When the AI ​​memorizes your secrets

One of the biggest challenges facing AI training companies is the ability of these technologies to learn and remember complex patterns from their training data. This characteristic, although beneficial for improving the precision of models (preventing them from hallucinating, for example), nevertheless represents a risk certain for privacy.

Indeed, machine learning models  (algorithms or systems that allow artificial intelligence to &#8217 (learning from data), which can have billions of parameters, like GPT-3 which has 175 billion, uses this vast dataset in order to minimize prediction errors. This is where the problem lies: by adjusting their settings, they may unintentionally retain certain specific information, including sensitive data.

For example, if models are trained on medical or genomic data, the latter can memorize private information likely to be extracted by targeted queries, thus endangering the confidentiality of persons concerned. Let's imagine that a hack or accidental data leak occurs in the organization that holds these models, this information could be leaked by malicious people.
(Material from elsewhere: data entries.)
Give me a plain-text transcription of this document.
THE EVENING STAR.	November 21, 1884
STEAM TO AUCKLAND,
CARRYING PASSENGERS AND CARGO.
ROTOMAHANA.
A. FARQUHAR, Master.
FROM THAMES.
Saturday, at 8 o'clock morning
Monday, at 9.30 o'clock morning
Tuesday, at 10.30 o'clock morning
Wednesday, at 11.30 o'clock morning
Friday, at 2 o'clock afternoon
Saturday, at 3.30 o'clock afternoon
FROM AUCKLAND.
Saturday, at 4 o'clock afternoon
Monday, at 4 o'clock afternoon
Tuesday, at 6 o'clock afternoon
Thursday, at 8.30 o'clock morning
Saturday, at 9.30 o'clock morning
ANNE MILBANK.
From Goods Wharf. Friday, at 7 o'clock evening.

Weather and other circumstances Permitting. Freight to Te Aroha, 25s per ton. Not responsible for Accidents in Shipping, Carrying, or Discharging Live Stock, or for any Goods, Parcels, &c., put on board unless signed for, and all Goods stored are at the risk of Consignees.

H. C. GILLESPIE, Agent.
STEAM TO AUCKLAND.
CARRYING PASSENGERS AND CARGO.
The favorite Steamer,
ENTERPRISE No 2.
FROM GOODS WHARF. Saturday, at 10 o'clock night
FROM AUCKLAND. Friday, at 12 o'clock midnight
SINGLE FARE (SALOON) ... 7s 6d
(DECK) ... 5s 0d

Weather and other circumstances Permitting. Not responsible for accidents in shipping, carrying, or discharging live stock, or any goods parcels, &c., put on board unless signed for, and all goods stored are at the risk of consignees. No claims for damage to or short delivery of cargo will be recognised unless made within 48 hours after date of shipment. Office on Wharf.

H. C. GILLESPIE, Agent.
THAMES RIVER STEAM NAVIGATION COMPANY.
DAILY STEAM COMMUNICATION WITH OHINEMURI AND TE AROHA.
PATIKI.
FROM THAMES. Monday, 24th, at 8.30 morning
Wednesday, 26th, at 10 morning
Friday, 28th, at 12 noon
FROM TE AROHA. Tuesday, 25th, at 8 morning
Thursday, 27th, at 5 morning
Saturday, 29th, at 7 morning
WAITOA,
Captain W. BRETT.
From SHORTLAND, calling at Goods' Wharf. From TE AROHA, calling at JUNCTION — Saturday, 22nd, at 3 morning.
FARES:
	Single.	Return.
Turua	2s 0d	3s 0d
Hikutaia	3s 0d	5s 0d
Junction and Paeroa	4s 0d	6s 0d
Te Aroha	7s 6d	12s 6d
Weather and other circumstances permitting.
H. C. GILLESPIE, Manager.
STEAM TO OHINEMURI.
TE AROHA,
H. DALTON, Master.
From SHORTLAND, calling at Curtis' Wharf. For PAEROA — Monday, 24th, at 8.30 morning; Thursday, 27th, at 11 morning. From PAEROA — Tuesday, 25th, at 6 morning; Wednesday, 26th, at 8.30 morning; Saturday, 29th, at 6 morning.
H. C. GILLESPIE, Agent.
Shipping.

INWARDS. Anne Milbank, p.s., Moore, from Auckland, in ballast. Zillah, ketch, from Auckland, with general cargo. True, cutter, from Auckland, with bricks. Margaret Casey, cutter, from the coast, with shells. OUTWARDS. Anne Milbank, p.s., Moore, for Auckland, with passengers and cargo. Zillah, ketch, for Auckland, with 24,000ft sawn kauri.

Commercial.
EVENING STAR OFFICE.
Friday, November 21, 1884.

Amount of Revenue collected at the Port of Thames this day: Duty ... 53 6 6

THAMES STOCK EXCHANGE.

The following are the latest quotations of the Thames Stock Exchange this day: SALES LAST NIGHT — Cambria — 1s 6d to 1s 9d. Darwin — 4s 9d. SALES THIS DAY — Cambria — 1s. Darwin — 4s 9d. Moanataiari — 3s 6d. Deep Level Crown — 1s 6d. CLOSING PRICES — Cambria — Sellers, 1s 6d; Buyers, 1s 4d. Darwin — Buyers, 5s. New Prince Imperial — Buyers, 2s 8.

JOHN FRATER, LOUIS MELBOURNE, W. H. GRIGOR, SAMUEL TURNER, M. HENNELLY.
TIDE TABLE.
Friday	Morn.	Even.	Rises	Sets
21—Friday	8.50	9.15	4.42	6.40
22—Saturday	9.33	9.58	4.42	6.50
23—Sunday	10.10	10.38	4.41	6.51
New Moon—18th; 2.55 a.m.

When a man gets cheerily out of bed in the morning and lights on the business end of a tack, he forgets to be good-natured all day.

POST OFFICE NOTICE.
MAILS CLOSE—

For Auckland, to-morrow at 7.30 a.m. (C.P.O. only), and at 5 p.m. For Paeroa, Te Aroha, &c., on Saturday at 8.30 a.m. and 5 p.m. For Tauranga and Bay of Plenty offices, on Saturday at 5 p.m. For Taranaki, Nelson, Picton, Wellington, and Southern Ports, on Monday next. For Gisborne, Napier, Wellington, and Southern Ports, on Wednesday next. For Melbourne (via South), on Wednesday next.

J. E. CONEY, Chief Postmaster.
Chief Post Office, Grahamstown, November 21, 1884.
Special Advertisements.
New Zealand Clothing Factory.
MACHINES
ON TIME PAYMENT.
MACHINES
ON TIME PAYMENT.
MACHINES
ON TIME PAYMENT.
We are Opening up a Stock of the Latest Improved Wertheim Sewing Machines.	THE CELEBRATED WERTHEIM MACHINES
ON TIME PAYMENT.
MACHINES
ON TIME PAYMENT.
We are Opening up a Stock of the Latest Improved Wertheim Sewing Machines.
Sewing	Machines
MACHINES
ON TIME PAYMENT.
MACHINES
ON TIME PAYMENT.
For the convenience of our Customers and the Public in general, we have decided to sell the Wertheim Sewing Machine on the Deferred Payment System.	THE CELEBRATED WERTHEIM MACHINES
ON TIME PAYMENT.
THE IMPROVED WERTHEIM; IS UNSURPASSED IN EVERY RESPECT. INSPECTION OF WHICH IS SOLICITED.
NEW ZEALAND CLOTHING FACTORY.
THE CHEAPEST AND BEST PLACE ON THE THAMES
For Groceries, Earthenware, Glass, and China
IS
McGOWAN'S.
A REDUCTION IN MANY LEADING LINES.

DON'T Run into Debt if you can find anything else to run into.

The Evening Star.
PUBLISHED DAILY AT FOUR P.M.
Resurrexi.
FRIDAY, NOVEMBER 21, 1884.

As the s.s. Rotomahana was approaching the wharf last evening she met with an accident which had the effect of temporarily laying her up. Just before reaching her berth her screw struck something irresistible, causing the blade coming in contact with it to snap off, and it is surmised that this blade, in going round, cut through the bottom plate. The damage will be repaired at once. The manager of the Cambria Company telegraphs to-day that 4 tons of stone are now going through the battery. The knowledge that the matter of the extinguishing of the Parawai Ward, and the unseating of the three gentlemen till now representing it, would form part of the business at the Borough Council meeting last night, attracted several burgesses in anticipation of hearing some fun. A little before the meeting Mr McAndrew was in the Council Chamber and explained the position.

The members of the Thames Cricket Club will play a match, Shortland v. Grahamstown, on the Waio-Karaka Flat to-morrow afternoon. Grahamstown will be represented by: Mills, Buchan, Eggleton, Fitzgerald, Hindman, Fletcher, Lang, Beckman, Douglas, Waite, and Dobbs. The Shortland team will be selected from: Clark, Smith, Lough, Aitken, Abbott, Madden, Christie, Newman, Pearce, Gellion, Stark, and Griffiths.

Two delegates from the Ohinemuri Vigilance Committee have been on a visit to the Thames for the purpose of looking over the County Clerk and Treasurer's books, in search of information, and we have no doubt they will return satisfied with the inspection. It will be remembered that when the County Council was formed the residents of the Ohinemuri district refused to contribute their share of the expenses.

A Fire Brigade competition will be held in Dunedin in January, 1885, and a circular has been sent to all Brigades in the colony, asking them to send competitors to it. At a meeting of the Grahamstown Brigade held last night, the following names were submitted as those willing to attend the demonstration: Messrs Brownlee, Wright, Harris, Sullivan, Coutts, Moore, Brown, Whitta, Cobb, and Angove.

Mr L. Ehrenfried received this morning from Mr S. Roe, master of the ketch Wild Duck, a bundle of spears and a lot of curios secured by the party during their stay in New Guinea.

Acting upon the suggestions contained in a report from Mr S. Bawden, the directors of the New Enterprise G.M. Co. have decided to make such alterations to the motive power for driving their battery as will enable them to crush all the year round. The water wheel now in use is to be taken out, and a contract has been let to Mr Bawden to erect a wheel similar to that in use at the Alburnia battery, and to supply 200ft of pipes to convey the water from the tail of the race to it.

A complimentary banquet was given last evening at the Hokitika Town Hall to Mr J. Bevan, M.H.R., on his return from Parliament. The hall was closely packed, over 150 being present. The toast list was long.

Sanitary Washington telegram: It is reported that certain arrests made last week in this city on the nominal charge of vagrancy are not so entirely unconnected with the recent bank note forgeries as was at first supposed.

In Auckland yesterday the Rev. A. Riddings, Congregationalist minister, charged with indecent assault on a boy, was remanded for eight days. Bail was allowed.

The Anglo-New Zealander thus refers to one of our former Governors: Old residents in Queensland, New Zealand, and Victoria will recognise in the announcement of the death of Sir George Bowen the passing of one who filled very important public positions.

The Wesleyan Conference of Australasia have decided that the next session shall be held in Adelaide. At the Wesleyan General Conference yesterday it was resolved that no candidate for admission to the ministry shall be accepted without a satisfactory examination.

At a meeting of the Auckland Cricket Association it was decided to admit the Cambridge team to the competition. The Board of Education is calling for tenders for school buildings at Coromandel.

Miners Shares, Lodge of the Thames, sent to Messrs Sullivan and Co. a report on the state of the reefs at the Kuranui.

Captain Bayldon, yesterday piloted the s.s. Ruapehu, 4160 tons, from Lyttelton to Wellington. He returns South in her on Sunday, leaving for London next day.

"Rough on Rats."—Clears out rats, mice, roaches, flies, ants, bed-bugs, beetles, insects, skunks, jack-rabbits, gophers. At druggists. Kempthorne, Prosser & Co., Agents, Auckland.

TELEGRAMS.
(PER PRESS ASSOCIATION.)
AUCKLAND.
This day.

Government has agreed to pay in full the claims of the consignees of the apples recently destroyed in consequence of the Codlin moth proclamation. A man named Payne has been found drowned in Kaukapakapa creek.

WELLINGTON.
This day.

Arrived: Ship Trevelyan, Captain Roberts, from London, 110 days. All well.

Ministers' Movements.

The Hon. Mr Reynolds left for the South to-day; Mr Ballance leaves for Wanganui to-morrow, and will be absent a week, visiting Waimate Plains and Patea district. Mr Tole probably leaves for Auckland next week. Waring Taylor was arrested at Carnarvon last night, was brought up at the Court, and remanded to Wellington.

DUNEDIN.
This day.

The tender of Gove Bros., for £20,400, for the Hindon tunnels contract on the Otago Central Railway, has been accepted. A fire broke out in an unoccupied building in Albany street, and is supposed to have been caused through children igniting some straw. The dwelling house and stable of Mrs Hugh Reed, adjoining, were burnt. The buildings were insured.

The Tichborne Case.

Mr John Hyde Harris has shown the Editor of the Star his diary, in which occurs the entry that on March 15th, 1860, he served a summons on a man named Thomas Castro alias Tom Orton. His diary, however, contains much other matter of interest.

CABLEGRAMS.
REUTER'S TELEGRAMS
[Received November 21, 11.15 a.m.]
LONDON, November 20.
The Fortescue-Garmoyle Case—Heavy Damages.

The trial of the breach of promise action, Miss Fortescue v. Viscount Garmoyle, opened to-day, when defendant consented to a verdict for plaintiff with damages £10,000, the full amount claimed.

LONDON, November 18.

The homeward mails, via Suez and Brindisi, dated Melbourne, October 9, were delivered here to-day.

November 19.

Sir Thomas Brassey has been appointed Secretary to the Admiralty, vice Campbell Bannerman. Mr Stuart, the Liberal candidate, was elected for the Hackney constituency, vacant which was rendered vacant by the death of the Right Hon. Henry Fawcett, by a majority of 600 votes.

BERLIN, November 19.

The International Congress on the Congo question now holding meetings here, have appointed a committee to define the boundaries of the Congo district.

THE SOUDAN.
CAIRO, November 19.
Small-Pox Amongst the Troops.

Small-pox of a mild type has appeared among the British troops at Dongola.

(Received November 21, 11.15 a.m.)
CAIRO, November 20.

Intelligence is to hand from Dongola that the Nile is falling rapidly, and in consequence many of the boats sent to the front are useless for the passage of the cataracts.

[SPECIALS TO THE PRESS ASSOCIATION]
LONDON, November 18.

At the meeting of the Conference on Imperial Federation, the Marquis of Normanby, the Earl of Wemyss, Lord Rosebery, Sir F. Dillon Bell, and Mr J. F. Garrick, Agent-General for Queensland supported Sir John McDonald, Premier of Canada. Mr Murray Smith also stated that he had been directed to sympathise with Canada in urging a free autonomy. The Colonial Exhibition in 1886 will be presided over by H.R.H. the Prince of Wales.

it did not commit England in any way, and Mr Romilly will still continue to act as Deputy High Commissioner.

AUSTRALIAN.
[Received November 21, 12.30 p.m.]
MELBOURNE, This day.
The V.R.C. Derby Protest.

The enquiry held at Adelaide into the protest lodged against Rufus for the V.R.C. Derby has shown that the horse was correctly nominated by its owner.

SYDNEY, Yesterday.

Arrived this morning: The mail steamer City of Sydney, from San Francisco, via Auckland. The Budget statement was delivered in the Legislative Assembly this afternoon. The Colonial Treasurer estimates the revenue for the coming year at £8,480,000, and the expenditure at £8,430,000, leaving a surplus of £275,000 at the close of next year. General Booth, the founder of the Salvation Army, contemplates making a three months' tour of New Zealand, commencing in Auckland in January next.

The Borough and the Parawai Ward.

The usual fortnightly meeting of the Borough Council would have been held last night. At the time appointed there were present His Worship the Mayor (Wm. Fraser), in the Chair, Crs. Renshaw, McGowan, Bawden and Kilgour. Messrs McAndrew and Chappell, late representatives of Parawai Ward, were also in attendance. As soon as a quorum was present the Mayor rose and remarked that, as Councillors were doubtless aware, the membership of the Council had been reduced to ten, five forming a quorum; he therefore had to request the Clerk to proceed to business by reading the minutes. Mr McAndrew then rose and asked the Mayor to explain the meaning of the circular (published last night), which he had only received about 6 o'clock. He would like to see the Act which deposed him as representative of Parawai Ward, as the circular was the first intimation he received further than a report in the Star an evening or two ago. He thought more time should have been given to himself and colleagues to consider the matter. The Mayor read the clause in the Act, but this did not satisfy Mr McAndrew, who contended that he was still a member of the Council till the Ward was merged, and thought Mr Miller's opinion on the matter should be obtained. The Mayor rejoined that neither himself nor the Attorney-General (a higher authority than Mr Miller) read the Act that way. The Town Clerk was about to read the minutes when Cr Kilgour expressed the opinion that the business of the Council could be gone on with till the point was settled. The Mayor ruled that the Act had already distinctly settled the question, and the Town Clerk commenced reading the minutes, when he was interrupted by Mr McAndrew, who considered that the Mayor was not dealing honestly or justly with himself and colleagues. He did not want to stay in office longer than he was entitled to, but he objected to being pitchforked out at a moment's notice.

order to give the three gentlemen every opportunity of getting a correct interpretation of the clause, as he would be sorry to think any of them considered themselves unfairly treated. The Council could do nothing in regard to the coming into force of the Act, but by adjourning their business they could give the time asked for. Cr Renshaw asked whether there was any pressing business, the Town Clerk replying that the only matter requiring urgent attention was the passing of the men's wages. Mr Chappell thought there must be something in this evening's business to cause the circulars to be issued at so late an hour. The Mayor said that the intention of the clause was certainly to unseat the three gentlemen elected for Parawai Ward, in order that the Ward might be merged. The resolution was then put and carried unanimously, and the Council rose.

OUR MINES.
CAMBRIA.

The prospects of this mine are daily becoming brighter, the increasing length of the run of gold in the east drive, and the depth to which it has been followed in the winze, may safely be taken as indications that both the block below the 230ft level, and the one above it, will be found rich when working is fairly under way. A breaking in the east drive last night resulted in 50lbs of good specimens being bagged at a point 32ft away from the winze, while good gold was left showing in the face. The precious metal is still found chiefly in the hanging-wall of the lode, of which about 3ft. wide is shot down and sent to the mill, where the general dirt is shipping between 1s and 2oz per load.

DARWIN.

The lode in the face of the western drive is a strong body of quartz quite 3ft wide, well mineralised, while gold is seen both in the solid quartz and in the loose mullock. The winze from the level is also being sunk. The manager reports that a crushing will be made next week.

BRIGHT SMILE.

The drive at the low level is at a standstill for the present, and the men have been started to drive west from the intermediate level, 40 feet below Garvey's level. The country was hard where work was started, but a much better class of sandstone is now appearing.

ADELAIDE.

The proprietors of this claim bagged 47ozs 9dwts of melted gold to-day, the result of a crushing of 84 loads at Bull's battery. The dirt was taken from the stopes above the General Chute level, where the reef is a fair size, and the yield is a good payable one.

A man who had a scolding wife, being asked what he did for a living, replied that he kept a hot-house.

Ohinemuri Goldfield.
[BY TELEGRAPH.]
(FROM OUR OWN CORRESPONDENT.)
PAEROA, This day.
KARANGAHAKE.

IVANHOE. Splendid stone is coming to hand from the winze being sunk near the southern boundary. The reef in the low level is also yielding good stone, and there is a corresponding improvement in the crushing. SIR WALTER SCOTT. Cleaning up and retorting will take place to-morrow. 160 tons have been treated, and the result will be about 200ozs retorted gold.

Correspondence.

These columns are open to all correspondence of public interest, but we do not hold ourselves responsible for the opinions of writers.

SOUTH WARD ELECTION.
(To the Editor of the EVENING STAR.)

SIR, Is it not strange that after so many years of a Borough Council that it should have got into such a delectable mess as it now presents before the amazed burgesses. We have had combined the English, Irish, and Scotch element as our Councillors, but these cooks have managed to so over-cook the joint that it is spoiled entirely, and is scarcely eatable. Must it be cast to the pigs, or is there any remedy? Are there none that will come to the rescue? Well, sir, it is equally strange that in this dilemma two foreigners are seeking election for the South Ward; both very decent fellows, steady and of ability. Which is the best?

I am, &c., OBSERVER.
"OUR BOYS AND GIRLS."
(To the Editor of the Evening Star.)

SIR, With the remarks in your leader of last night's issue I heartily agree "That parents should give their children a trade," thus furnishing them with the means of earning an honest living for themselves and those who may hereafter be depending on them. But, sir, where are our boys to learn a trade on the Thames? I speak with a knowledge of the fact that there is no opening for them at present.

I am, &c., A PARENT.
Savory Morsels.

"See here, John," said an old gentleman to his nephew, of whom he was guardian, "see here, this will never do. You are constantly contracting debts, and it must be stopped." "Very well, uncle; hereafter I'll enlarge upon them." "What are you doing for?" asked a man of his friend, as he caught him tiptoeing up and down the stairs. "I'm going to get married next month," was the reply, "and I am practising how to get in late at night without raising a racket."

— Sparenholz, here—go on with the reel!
< h2>AI and the prediction of sensitive information

AI models can also use seemingly innocuous data to infer sensitive information. A striking example is that of the Target brand (American supermarket chain), which succeeded in predicting pregnancies by analyzing the purchasing habits of customers. By cross-referencing data such as the purchase of food supplements or unscented lotions, the model was able to identify potentially pregnant customers and send them specific advertisements. This case demonstrates that even seemingly mundane data can reveal extremely personal aspects of private life.

Despite efforts to limit data memorization, most current methods have proven ineffective. There is indeed an existing technique currently considered to be the most promising for guaranteeing a certain confidentiality in the learning of models: differential confidentiality . But this is not miraculous as you will see.

Differential confidentiality: an imperfect solution?

To explain simply what differential privacy is, let's take a simple example. Let's say you participate in a survey, but you don't agree with anyone knowing about your participation or your responses. Differential privacy adds some “noise” or chance to survey data, so that even if someone accesses the results of this one, they cannot know for sure what your answers are. It therefore anonymizes the data while leaving room for analysis without compromising your privacy.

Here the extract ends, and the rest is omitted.